Funny Business | Sojourners

Funny Business

It's Morning in Kuwait

Victorious U.S. troops returning from Operation Desert Total, Complete, and Utter Victory will be happy to know that the country they just liberated is experiencing the fresh dawn of hope.

In an impressive display of compassion for his people, Kuwait's returning Crown Prince Saad Abdullah Sabah wasted no time in re-establishing his benevolency. In fact, he did what any other sensitive leader would do in the traumatic aftermath of his nation's ordeal: He ordered immediate press censorship, martial law, and the harassment or assassination of former opposition leaders. Hey, those are the first things I would do after seven months of painful and pampered exile. Wouldn't you?

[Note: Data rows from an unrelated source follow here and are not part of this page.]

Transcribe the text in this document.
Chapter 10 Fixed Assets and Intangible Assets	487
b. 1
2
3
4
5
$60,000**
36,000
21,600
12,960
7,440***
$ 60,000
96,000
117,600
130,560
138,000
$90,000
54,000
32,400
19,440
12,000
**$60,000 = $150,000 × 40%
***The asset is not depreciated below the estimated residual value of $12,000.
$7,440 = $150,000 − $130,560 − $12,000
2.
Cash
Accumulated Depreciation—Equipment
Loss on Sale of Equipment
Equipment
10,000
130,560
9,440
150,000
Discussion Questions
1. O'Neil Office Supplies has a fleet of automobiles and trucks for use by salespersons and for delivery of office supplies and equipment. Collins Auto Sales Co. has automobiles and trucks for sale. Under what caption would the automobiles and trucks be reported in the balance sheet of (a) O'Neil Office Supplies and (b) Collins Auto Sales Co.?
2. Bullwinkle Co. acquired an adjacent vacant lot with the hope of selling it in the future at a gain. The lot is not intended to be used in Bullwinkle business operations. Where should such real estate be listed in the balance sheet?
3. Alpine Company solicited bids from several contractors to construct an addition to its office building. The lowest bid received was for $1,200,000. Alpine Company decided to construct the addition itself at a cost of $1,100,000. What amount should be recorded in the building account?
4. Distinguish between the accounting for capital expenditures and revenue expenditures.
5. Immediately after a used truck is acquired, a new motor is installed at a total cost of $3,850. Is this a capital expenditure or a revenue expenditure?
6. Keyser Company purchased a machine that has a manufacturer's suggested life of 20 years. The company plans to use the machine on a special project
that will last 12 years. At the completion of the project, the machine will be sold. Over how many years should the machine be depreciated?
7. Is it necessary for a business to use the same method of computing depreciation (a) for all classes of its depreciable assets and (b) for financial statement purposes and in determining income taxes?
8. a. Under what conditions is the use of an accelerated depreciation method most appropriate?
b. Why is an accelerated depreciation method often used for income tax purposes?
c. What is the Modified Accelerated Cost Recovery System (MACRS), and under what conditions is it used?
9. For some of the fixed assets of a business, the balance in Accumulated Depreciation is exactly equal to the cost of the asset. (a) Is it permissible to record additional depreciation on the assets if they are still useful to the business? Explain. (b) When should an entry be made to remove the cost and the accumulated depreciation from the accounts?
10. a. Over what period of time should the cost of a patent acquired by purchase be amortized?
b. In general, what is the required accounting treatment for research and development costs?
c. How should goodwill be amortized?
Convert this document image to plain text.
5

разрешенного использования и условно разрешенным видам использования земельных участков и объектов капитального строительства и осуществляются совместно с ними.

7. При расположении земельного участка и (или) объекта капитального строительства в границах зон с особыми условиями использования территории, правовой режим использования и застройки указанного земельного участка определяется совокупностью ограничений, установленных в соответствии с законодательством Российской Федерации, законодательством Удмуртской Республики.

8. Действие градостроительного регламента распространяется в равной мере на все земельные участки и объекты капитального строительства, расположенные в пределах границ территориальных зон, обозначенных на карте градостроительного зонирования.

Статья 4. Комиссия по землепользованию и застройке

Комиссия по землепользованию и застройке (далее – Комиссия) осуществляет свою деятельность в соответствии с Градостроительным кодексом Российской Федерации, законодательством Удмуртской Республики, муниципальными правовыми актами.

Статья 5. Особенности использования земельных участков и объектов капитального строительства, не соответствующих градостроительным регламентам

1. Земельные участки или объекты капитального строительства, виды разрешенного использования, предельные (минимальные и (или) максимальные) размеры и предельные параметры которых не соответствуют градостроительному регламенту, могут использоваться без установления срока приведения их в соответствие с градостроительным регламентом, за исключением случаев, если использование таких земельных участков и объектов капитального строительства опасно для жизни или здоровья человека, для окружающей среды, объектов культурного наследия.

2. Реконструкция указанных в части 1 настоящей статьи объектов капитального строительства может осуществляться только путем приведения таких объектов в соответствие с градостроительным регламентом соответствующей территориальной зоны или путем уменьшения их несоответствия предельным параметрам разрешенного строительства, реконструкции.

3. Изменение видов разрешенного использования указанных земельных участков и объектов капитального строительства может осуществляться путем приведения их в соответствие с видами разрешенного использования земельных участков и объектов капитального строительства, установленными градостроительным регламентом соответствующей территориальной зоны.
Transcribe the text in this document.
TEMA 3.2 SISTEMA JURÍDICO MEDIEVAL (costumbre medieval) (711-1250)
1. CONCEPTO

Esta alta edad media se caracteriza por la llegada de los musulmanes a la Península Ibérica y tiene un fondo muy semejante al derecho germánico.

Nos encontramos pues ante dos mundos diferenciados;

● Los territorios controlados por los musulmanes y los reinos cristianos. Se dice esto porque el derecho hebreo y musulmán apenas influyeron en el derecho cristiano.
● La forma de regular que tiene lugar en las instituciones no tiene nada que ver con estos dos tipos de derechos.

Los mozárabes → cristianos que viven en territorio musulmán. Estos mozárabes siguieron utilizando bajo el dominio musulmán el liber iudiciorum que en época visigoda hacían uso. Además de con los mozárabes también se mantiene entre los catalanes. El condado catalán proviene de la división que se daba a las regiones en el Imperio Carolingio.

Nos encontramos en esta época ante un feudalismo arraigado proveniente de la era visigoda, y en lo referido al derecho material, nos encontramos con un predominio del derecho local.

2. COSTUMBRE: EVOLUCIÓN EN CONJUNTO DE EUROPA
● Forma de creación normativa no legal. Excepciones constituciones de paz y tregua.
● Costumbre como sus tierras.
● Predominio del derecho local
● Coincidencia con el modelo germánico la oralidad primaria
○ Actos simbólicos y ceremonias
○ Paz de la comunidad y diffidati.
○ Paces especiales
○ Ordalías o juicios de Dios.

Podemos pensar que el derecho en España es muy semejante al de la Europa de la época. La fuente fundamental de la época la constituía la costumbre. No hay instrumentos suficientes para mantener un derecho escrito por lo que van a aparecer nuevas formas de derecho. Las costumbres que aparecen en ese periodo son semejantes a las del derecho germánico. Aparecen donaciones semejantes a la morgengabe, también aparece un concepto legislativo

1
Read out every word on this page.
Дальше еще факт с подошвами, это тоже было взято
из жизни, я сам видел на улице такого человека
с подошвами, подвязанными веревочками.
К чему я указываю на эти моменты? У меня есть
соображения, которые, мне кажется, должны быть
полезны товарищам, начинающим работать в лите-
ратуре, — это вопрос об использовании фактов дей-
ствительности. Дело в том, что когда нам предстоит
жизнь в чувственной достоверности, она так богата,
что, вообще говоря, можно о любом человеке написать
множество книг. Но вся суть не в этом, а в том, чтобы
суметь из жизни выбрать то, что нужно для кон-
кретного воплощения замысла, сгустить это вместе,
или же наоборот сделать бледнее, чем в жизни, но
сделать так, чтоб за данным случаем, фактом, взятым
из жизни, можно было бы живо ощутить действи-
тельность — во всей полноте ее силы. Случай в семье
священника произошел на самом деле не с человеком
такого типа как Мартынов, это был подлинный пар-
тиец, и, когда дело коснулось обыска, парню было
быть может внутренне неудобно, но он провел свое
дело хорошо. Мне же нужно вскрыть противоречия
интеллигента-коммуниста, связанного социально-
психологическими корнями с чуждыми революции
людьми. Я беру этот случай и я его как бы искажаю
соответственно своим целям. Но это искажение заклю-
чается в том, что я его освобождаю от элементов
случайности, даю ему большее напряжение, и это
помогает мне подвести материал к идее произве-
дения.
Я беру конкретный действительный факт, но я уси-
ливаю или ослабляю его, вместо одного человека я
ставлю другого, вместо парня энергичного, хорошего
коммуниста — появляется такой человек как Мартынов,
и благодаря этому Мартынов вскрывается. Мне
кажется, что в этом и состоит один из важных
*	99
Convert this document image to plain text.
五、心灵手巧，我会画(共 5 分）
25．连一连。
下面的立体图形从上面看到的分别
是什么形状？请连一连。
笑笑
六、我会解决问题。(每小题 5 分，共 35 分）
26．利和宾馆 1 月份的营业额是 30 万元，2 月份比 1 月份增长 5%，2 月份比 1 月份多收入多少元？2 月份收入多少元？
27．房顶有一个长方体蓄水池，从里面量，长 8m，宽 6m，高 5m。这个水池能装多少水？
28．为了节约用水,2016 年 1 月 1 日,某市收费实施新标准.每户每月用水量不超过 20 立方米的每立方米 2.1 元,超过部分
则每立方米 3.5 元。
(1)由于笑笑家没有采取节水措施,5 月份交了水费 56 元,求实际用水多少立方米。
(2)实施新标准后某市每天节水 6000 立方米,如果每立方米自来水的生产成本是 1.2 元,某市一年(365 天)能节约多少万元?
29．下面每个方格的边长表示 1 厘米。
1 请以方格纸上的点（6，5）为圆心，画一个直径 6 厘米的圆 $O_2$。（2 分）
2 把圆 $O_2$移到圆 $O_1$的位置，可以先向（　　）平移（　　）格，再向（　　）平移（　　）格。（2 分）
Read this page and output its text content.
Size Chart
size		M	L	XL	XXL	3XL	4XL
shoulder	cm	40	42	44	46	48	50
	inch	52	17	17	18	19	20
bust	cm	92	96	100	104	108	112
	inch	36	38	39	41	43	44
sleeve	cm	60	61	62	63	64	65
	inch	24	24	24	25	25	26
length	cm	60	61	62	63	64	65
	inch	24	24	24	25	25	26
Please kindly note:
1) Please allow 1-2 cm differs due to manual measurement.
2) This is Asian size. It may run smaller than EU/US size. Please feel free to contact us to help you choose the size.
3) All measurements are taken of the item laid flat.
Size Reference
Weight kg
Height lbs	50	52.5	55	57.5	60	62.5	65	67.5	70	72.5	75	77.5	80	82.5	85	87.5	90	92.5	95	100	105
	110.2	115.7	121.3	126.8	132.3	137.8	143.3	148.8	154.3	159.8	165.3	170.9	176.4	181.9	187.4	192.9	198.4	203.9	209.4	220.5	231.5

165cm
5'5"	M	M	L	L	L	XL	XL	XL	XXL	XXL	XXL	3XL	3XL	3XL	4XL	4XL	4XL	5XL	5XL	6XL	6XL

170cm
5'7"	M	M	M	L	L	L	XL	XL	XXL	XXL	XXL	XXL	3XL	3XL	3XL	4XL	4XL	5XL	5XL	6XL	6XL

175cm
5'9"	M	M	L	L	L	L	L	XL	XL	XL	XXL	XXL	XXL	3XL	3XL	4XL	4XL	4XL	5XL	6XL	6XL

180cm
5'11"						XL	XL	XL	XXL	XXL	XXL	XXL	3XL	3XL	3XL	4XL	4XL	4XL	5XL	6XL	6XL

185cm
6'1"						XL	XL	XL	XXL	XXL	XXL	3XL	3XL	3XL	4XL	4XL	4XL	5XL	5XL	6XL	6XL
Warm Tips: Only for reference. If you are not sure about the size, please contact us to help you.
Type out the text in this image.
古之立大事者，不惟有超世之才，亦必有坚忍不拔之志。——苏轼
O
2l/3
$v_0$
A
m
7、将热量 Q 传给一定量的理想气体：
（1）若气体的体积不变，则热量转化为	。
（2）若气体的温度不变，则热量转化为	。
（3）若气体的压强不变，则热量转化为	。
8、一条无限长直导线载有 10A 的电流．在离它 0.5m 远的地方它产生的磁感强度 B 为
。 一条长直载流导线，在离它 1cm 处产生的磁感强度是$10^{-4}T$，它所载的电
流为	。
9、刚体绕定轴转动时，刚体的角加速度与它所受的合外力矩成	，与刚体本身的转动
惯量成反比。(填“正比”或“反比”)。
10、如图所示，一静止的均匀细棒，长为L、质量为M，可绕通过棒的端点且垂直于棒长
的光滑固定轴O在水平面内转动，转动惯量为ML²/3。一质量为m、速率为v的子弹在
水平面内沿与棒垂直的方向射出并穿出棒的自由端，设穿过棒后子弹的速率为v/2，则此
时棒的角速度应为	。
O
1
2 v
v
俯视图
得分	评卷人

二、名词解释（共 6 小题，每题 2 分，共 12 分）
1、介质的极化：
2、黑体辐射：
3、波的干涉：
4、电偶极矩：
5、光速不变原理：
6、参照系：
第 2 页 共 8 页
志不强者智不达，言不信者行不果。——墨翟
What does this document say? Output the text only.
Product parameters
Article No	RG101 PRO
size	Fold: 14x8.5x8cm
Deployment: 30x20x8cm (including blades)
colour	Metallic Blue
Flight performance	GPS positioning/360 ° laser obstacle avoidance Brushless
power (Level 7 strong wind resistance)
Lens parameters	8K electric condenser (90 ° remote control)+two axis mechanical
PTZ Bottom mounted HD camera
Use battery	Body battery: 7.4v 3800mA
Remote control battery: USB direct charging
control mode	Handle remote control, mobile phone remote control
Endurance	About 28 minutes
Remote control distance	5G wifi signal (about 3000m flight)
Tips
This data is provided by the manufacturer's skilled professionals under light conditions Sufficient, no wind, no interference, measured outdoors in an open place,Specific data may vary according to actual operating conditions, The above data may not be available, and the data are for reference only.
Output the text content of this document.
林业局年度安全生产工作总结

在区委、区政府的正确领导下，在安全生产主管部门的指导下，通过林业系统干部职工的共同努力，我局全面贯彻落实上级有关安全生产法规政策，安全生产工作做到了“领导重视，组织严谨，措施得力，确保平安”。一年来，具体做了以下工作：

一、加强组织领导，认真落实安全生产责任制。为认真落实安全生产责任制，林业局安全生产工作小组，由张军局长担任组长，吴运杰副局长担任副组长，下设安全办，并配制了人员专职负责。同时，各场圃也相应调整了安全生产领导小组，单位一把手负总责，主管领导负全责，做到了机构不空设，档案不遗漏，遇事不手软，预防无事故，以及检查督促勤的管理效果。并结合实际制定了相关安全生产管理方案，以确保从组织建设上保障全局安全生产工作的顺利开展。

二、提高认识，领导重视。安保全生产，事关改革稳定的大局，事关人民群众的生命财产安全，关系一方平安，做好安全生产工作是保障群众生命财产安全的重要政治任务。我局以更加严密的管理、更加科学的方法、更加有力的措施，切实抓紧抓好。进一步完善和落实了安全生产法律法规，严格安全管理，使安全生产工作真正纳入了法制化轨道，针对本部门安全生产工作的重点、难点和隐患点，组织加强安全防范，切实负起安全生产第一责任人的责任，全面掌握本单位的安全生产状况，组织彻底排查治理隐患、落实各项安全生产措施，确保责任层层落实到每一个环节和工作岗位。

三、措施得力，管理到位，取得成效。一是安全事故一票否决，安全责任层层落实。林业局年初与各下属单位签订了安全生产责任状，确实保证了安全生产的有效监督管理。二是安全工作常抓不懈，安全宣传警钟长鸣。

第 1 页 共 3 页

Tough Talk From A Tough Man

Enjoying an unprecedented 90 percent approval rating, a battle-hardened President George Bush recently held his first post-war news conference.

Pressed by reporters on how he planned to deal with the enormous deficit, the debilitating recession, the shameful savings and loan crisis, the breakdown of the American education system, the growing unemployment rate, our decaying transportation infrastructure, the steady erosion of our industrial base, the weakening of our technological superiority, and the nation's continued myopic energy dependency, the president, in a show of unwavering inner strength, looked the questioners directly in the eye and said, without blinking, "Saddam will fall."

And Speaking of Energy...

The Bush administration wasted no time incorporating the important lessons of the Gulf crisis when it formulated its bold new energy policy.

Seizing this historic moment, this bright new opportunity to forever change our wasteful dependence on nonrenewable fuels and set a new course toward developing non-polluting alternative energy sources, the president raised hopes that he would be the brave new standard-bearer for a cleaner, healthier future. A future where Americans consume only their fair share of the world's resources and live in harmony with the environment. A future where our fragile ecosystem would begin to heal itself from decades of abuse. A future that promises an end to waste and a new beginning for responsible conservation.

Naaaah.

We'll just look for more oil.

Stop the Madness!

Researchers in Scotland are warning that the increased consumption of high-fiber foods may have a potentially catastrophic global downside.

Dr. Robert Park, of the Rowett Research Institute, acknowledged the obvious benefits of eating healthier, but warned that the flatulence that results from a low-fat diet is contributing to global warming. "As more people eat high-fiber foods, the gas blasted into the atmosphere is increasing dramatically."

Dr. Park gave no specific suggestions to those who would heed his dire warnings, but "H'rumphs" health consultants were quick and clear in their advice: "Eat less grains, and more Cool Whip."

"Here Boy ... Your Granola's Ready ..."

And if you thought the environmental shock of human high-fiber consumption was bad, what happens when they start to feed their dogs the same stuff?

Sojourners Farms Dog Food (Hey, don't blame this on us. We tried to get them to change their name to Christianity Today!) has just announced their new line of high-fiber Sojourners Chow. For $12 nature-loving pet owners can buy their dog a 10-pound bag containing a vegetarian blend of herbs, grains, nuts, and sea vegetables. They say it looks just like granola.

We can already hear the howls of a grateful doggy nation barking In one voice, "Where's the beef!?"

"Welcome to Freedom. Would You like My Autograph?"

Perennial beach bum and pop star Jimmy Buffet was recently walking along the ocean in his home-base Florida Keys when he came upon a boatload of arriving Cuban refugees.

He greeted the exhausted and hungry travelers by giving them each a drink and a copy of his latest album.

The Wrath of Pat ...

When Hollywood's Universal Studios suffered extensive fire damage last year, The 700 Club's Pat Robertson suggested the movie company may have experienced a divine response to its production of The Last Temptation of Christ, which Robertson found "blasphemous in the extreme."

Last month Robertson's flagship radio station WNTR suffered more than $1 million in damage from a fire at its Maryland headquarters. Go figure.

Ed Spivey Jr. is art director of Sojourners.